Just mere months ago, Asians have seen a devastating rise on race-related attacks around the USA after being pinpointed as the source for the virus by former USA President Donald Trump. Elder members of the Chinese, Korean, Indian, Filipino, Thai, and more Asian communities have been victims of these growing crimes, and it’s easy to suspect that these recent news updates from India would fuel it anew.

Although no reports have been made in mainstream media yet about racist attacks fueled by this recent outbreak, there has been growing accusations of racism against countries banning citizens of Indian descent to come back after visiting India.

This has been the case for Australia, which has banned Indian-Australians from returning home if the country they’re coming from is India. This has fueled outrage from the Australian population who believe they shouldn’t turn their backs on their fellow Aussies at this time of need—especially considering the fact that Australia has managed to more or less contain the virus more impressively than the rest of the world has.
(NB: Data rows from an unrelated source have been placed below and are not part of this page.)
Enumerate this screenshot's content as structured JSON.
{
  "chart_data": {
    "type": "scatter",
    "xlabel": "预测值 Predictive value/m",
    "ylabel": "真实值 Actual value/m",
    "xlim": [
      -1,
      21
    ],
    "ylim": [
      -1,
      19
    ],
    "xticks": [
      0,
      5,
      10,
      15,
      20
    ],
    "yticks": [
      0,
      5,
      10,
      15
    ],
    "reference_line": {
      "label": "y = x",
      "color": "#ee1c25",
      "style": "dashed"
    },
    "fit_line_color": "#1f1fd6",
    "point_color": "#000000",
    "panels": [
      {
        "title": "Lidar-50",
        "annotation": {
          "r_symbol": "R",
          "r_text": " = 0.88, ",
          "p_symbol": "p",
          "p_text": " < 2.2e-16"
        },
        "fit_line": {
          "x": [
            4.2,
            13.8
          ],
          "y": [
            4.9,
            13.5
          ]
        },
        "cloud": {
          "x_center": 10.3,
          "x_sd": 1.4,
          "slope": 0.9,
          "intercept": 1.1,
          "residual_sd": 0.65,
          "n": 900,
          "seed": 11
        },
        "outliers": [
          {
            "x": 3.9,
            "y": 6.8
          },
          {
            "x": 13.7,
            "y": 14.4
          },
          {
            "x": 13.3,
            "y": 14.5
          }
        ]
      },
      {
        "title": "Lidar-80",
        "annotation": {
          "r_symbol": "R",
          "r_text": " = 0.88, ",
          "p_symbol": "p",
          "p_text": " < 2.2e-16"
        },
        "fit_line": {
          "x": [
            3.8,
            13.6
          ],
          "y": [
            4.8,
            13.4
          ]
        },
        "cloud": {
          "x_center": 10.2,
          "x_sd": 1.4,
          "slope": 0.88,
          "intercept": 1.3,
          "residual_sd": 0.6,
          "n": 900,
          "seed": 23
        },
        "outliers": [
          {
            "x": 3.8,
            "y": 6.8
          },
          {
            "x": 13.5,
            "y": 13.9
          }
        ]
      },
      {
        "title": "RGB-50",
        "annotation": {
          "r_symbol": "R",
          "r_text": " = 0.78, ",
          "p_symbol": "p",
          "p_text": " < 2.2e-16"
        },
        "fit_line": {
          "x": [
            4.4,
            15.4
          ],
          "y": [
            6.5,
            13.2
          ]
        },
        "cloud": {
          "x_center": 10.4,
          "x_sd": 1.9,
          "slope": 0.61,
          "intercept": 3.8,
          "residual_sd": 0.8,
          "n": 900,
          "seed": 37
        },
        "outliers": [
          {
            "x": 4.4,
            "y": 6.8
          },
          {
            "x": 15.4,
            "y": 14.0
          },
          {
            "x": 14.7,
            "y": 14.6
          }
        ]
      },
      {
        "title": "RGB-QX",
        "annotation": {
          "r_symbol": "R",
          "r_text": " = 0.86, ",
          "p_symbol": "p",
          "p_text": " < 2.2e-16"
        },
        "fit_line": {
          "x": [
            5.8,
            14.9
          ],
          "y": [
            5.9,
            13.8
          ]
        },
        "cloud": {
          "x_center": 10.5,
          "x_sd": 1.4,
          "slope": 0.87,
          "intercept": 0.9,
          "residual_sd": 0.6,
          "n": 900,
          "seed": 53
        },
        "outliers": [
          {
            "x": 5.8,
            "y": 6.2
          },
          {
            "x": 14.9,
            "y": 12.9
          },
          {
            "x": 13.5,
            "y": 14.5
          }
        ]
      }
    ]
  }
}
As for how this relates to us here in the Philippines, India’s outbreak is an alarming cautionary tale for us as well. As more and more people brave going out for unessential travels and friendly hangouts, this is something for us to remember so that we don’t get too lax with our own health protocols.

A lot of Filipinos are also using this outbreak as a way to alleviate our own national crisis and shortcomings, calling us “lucky” compared to India’s COVID response. With the number of cases we’re still getting everyday, and how big of a chunk has been affected in our total population, we’re far from it. Millions of Filipinos are still hungry, unemployed, sick, and devastated—and that hardly calls for a celebration.

What’s happening in India might just be one of the worst case scenarios when it comes to this global pandemic, but it also paints a realistic picture of what would happen when the healthcare system is on the brink of collapse, people are left to their own devices, and a government gets lax on social distancing regulations, vaccine rollouts, and implementing other safety protocols.